Remember Bob, Tom and Sam? All three of them could easily have chosen to have affairs when things weren’t “rosy” in their marriages. They didn’t. Bob opted to talk to his wife and go to counseling to work on the issues. Tom realized his wife wasn’t interested in fixing things so he took steps to end the marriage. Sam chose to try to find happiness in other parts of her life and to concentrate on the good and minimize the bad.
Remember also how I said that the only person you control is yourself? Unfortunately for cheaters, that means they, and they alone, are responsible for their choices, their actions, their behavior. Oh, most of them will try like the devil to get you to take responsibility and a lot of the cheated on partners will because hey, if they caused it then they can fix it! But that’s a myth. Again, I tried like hell to get Cousinfucker to eat a turnip. He wouldn’t do it. He wouldn’t even try it. But now I’m supposed to take responsibility for his choice to fuck his cousin? Somehow I’m thinking that the offer of a blow job wouldn’t have persuaded him to eat the damn turnip; I’m equally sure it wouldn’t have prevented him from fucking his cousin.

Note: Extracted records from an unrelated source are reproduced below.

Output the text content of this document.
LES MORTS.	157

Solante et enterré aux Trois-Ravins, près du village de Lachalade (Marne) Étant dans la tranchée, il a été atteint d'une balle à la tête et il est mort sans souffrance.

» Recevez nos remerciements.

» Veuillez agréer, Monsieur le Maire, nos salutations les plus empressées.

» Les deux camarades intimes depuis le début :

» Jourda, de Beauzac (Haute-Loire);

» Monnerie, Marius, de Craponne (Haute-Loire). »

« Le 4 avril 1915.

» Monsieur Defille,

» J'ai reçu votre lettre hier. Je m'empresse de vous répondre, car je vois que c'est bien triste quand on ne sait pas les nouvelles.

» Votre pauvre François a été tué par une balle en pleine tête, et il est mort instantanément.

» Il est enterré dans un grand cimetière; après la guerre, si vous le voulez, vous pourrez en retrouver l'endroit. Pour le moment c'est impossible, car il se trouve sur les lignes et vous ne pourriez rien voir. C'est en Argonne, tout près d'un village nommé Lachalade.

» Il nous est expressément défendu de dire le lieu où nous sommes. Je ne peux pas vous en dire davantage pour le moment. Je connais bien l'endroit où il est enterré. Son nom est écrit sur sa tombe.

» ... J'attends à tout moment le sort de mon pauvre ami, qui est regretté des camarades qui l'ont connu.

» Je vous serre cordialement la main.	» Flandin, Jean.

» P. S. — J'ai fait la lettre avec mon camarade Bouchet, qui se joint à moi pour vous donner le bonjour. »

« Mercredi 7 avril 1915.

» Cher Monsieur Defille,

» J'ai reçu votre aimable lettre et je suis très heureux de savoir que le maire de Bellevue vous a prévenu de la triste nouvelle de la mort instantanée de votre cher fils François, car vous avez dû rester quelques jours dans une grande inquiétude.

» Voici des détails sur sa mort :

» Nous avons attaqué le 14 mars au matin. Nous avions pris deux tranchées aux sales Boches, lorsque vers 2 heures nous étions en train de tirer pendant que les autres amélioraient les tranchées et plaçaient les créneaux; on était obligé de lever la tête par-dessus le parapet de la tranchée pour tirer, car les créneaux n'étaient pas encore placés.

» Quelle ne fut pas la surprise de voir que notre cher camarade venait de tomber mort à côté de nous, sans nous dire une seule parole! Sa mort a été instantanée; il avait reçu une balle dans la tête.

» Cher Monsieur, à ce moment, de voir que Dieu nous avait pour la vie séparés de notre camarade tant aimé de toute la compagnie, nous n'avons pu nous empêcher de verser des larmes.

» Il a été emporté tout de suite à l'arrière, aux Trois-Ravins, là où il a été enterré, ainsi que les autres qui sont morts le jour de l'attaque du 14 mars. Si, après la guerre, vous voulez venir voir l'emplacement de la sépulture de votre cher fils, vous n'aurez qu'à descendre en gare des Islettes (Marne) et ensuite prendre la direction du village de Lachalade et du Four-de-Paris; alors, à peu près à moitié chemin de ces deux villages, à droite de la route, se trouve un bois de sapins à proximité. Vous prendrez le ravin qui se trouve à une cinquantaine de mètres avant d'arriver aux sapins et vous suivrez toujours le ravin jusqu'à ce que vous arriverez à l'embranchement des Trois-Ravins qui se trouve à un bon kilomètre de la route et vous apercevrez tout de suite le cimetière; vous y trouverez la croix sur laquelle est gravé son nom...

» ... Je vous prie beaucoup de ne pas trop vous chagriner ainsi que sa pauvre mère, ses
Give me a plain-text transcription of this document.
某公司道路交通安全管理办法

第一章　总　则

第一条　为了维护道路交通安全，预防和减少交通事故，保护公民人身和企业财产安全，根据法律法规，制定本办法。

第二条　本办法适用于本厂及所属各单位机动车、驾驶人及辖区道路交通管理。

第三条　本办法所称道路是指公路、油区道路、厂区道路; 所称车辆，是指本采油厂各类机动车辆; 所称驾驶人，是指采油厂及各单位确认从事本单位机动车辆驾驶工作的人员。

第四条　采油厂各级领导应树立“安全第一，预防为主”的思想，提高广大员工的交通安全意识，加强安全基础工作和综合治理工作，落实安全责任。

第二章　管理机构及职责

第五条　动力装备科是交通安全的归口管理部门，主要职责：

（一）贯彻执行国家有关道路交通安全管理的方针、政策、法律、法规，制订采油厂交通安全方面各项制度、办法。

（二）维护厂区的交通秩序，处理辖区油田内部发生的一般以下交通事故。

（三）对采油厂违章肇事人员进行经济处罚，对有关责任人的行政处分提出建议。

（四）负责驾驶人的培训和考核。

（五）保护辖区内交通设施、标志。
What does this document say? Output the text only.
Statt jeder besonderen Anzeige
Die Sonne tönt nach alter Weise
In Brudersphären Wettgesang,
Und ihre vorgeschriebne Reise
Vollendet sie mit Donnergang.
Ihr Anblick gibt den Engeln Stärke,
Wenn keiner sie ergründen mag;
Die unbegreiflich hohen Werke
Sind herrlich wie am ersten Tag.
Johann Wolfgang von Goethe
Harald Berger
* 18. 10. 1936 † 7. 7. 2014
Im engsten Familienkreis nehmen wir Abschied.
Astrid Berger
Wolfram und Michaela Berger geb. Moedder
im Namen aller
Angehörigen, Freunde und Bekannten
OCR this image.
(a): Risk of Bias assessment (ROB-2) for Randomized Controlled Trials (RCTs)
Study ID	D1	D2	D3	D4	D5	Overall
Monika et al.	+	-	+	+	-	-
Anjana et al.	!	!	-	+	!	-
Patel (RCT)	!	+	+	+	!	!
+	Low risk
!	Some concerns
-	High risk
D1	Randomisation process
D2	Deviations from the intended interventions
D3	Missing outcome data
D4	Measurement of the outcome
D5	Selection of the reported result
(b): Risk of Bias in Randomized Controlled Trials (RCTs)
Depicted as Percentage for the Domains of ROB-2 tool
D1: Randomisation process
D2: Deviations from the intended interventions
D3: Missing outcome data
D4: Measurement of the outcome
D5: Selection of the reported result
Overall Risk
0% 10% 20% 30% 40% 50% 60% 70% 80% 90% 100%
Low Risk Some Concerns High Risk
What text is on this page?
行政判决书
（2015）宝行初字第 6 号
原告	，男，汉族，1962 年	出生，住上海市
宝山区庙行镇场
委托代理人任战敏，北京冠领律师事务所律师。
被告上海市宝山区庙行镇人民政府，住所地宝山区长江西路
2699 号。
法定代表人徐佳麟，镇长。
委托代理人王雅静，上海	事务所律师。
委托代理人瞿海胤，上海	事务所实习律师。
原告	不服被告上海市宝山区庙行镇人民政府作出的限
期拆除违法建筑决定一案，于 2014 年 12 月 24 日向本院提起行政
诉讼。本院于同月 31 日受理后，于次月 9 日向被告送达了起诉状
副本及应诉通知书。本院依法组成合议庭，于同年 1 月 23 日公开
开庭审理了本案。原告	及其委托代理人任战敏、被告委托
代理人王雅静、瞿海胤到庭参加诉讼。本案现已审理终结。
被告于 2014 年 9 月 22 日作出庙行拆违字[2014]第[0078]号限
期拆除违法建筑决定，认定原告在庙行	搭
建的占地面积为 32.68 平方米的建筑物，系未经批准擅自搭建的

I was 21 years old when I decided that your past may explain your behavior but it doesn’t excuse it. Too often when cheaters want to explore why they cheated what they really want to do is excuse it.
You didn’t buy me a pony; therefore I felt neglected and unappreciated. I was emotionally needy and didn’t feel you were a soft landing space. I had to reach out to Schmoopie because Schmoopie promised me love and understanding.
Don’t fall for that crap. Put it squarely back in their court.
Yes, I understand that’s why you did it. Now, instead of you giving me a list of things to improve on so that you’re no longer tempted, let’s explore why you felt entitled to have sex with someone else. Let’s examine why it is that your moral compass is so off base that you felt adultery was an acceptable reaction to your hurt feelings.
To misquote the late great David Bowie, “Don’t Dance!”